Laura lay in bed as Carmilla hit the lights and get in next to her. She lay on her back with her arm behind her head staring at the constellations above as Laura curled into her side with her arm across her stomach and her face against her neck. This was a normal thing for them, but it never failed to make Carmilla’s heart speed up. She never expected Laura to notice since the girl was oblivious to the most obvious of things.
“I’m sorry Elle was such a meanie to you.” The blonde muttered, playing with a piece of Carmilla’s hair.
“Eh, she was just a bad luck of the draw. She’s not the most important person in the world, even if her words sucked worse than a kick in the crotch.” Carmilla lay her arm across Laura’s shoulder. “I’m sorry Lawrence turned into such a dick.”
Laura shrugged with a shudder, shoulders tensing at the reaction. “Yeah, me too. She’s a good person. She just…hasn’t finished growing yet.”
Silence took over, both choosing to agree to disagree. Neither wanting to let things go so easily, like these people weren’t the worse things they had gone through on prom night.

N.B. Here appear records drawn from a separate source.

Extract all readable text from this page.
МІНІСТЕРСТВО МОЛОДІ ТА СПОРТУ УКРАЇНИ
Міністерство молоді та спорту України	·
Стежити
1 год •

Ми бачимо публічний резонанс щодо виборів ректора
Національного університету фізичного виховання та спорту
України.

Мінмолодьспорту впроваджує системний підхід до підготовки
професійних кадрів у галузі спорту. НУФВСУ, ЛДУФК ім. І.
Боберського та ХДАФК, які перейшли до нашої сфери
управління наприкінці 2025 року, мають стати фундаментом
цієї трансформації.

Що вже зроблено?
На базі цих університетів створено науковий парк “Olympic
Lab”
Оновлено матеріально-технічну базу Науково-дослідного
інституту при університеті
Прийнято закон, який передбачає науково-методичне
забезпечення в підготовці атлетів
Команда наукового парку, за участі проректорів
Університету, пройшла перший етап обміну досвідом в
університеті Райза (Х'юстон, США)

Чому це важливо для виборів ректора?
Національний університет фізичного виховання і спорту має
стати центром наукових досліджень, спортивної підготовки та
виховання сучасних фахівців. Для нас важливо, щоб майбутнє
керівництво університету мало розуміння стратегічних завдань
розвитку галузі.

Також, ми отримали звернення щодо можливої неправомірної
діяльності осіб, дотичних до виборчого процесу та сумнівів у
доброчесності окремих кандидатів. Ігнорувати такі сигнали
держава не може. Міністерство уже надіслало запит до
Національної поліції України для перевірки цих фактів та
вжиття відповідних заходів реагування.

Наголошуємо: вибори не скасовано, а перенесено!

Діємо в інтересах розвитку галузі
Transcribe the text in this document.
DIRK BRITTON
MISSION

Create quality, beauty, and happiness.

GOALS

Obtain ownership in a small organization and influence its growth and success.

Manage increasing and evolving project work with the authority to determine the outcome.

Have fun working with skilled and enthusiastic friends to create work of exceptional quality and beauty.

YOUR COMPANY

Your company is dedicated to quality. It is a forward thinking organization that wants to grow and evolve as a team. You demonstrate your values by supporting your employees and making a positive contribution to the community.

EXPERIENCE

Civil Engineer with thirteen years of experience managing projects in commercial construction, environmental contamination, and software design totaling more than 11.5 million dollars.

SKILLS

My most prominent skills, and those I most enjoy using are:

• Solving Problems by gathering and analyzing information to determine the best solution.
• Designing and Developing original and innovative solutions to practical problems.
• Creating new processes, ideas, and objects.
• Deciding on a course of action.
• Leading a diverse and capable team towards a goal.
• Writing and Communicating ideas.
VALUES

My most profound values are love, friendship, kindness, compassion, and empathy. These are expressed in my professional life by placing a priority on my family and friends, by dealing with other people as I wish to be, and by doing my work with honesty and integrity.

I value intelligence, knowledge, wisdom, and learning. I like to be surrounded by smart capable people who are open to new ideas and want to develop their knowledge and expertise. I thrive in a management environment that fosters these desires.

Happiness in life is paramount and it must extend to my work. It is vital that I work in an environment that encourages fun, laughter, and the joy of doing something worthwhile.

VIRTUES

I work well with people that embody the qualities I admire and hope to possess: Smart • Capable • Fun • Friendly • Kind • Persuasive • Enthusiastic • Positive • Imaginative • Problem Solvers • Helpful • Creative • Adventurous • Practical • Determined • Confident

“Do you think we’ll ever meet people who will stay?” Laura asked, fingers curling around loose fabric on the brunette’s shirt.
“You met me. I stay.” Carmilla replied.
“Yeah, but I mean people we can marry. People that will still be here when we’re hurt or scared. Someone who can handle us when we hit our 30th birthday and go through the crisis of getting older. Those people.” The blonde frowned to herself, believing everything she’d said to never come true.
“How I stick around with all this quease-inducing mushiness is beyond me,” Carmilla rolled her eyes, stroking Laura’s hair and lulling her into sleep. “I’ll tell you what, we’ll make a deal. If you aren’t dating or married by your 30th birthday, I’ll marry you myself.”
“Really?”
“Really, really.”
“But you have to do it right! A proposal. A wedding. All of it!”
“Fine. If you’re single at 29, I’ll propose.”
“Mm…make it 26. I don’t want to be 30 getting married and going through a midlife crisis.”
“Alright! Now, sleep.” Carmilla chuckled.
Laura fiddled with a button on Carmilla’s shirt, interested in how many times she could twist it until it broke off. “Carm?”
“Yes, Cupcake?” She sighed.
“You promise?”
“Cross my heart.” The brunette yawned silently. “I promise, Laura.”
Content enough with hope, she finally began to drift off to sleep.